This is pretty obscure, and possibly un-fixable. I encountered a weird torch error when benchmarking the population model log prob.
RuntimeError: r.nvmlDeviceGetNvLinkRemoteDeviceType_ INTERNAL ASSERT FAILED at "../c10/cuda/driver_api.cpp":27, please report a bug to PyTorch. Can't find nvmlDeviceGetNvLinkRemoteDeviceType: /lib64/libnvidia-ml.so.1: undefined symbol: nvmlDeviceGetNvLinkRemoteDeviceType
The full traceback had some mentions of vmap-ish stuff. I'll paste that at the bottom. Most interestingly, this error only triggered when the batch size I was passing to the log prob hit ~1,000,000. So there's perhaps something that changes under the hood for large batch sizes (cool/interesting).
Full traceback...
batch size: 1048576 repeats: 2
Traceback (most recent call last):
File "/cfs/home/stth6288/pop-cosmos-public/bench.py", line 31, in <module>
p = model.log_prob(phi[:N])
File "/cfs/home/stth6288/.local-co/envs/st_torch/lib/python3.10/site-package
s/flowfusion/diffusion.py", line 632, in log_prob
xT, lp = self.score_model.solve_odes_forward(
File "/cfs/home/stth6288/.local-co/envs/st_torch/lib/python3.10/site-package
s/torch/utils/_contextlib.py", line 115, in decorate_context
return func(*args, **kwargs)
File "/cfs/home/stth6288/.local-co/envs/st_torch/lib/python3.10/site-package
s/flowfusion/diffusion.py", line 292, in solve_odes_forward
state = odeint_adjoint(
File "/cfs/home/stth6288/.local-co/envs/st_torch/lib/python3.10/site-package
s/torchdiffeq/_impl/adjoint.py", line 206, in odeint_adjoint
ans = OdeintAdjointMethod.apply(shapes, func, y0, t, rtol, atol, method, o
ptions, event_fn, adjoint_rtol, adjoint_atol,
File "/cfs/home/stth6288/.local-co/envs/st_torch/lib/python3.10/site-package
s/torch/autograd/function.py", line 598, in apply
return super().apply(*args, **kwargs) # type: ignore[misc]

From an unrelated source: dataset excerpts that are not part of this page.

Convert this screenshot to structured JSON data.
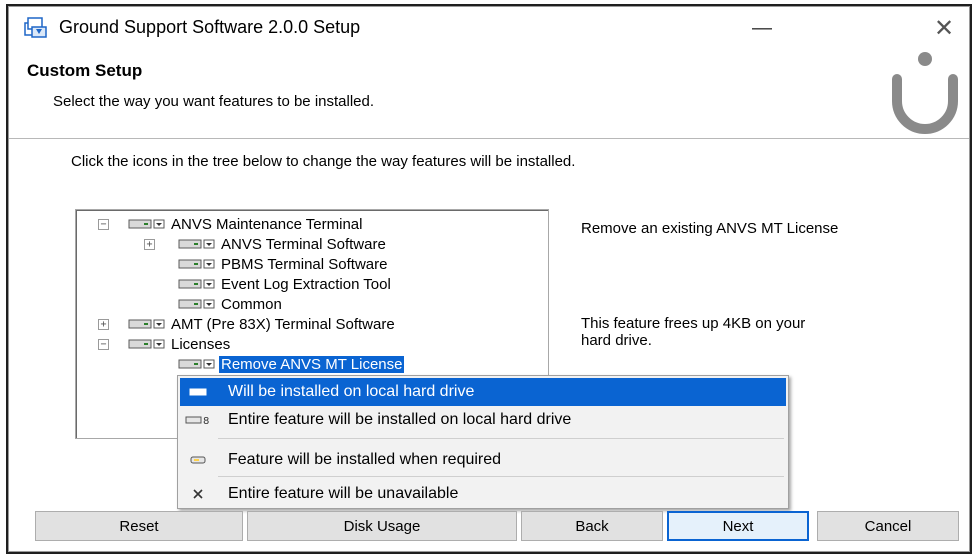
{
  "window": {
    "title": "Ground Support Software 2.0.0 Setup",
    "minimize_glyph": "—",
    "close_glyph": "✕"
  },
  "header": {
    "title": "Custom Setup",
    "subtitle": "Select the way you want features to be installed."
  },
  "instructions": "Click the icons in the tree below to change the way features will be installed.",
  "tree": {
    "items": [
      {
        "label": "ANVS Maintenance Terminal",
        "expander": "−",
        "depth": 0
      },
      {
        "label": "ANVS Terminal Software",
        "expander": "+",
        "depth": 1
      },
      {
        "label": "PBMS Terminal Software",
        "expander": "",
        "depth": 1
      },
      {
        "label": "Event Log Extraction Tool",
        "expander": "",
        "depth": 1
      },
      {
        "label": "Common",
        "expander": "",
        "depth": 1
      },
      {
        "label": "AMT (Pre 83X) Terminal Software",
        "expander": "+",
        "depth": 0
      },
      {
        "label": "Licenses",
        "expander": "−",
        "depth": 0
      },
      {
        "label": "Remove ANVS MT License",
        "expander": "",
        "depth": 1,
        "selected": true
      }
    ]
  },
  "description": {
    "feature": "Remove an existing ANVS MT License",
    "space_line1": "This feature frees up 4KB on your",
    "space_line2": "hard drive."
  },
  "context_menu": {
    "items": [
      {
        "label": "Will be installed on local hard drive",
        "icon": "drive-icon",
        "highlighted": true
      },
      {
        "label": "Entire feature will be installed on local hard drive",
        "icon": "drive-tree-icon"
      },
      {
        "label": "Feature will be installed when required",
        "icon": "drive-on-demand-icon"
      },
      {
        "label": "Entire feature will be unavailable",
        "icon": "unavailable-x-icon"
      }
    ]
  },
  "buttons": {
    "reset": "Reset",
    "disk_usage": "Disk Usage",
    "back": "Back",
    "next": "Next",
    "cancel": "Cancel"
  },
  "colors": {
    "selection": "#0a64d2",
    "button_face": "#e1e1e1",
    "logo_gray": "#8a8a8a"
  }
}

File "/cfs/home/stth6288/.local-co/envs/st_torch/lib/python3.10/site-package
s/torchdiffeq/_impl/adjoint.py", line 24, in forward
ans = odeint(func, y0, t, rtol=rtol, atol=atol, method=method, options=opt
ions, event_fn=event_fn)
File "/cfs/home/stth6288/.local-co/envs/st_torch/lib/python3.10/site-package
s/torchdiffeq/_impl/odeint.py", line 80, in odeint
solution = solver.integrate(t)
File "/cfs/home/stth6288/.local-co/envs/st_torch/lib/python3.10/site-package
s/torchdiffeq/_impl/solvers.py", line 32, in integrate
self._before_integrate(t)
File "/cfs/home/stth6288/.local-co/envs/st_torch/lib/python3.10/site-package
s/torchdiffeq/_impl/rk_common.py", line 213, in _before_integrate
f0 = self.func(t[0], self.y0)
File "/cfs/home/stth6288/.local-co/envs/st_torch/lib/python3.10/site-package
s/torch/nn/modules/module.py", line 1532, in _wrapped_call_impl
return self._call_impl(*args, **kwargs)
File "/cfs/home/stth6288/.local-co/envs/st_torch/lib/python3.10/site-package
s/torch/nn/modules/module.py", line 1541, in _call_impl
return forward_call(*args, **kwargs)
File "/cfs/home/stth6288/.local-co/envs/st_torch/lib/python3.10/site-package
s/torchdiffeq/_impl/misc.py", line 197, in forward
return self.base_func(t, y)
File "/cfs/home/stth6288/.local-co/envs/st_torch/lib/python3.10/site-package
s/torch/nn/modules/module.py", line 1532, in _wrapped_call_impl
return self._call_impl(*args, **kwargs)
File "/cfs/home/stth6288/.local-co/envs/st_torch/lib/python3.10/site-package
s/torch/nn/modules/module.py", line 1541, in _call_impl
return forward_call(*args, **kwargs)
File "/cfs/home/stth6288/.local-co/envs/st_torch/lib/python3.10/site-package
s/torchdiffeq/_impl/misc.py", line 197, in forward
return self.base_func(t, y)
File "/cfs/home/stth6288/.local-co/envs/st_torch/lib/python3.10/site-package
s/torch/nn/modules/module.py", line 1532, in _wrapped_call_impl
return self._call_impl(*args, **kwargs)
File "/cfs/home/stth6288/.local-co/envs/st_torch/lib/python3.10/site-package
s/torch/nn/modules/module.py", line 1541, in _call_impl
return forward_call(*args, **kwargs)
File "/cfs/home/stth6288/.local-co/envs/st_torch/lib/python3.10/site-package
s/torchdiffeq/_impl/misc.py", line 144, in forward
f = self.base_func(t, _flat_to_shape(y, (), self.shapes))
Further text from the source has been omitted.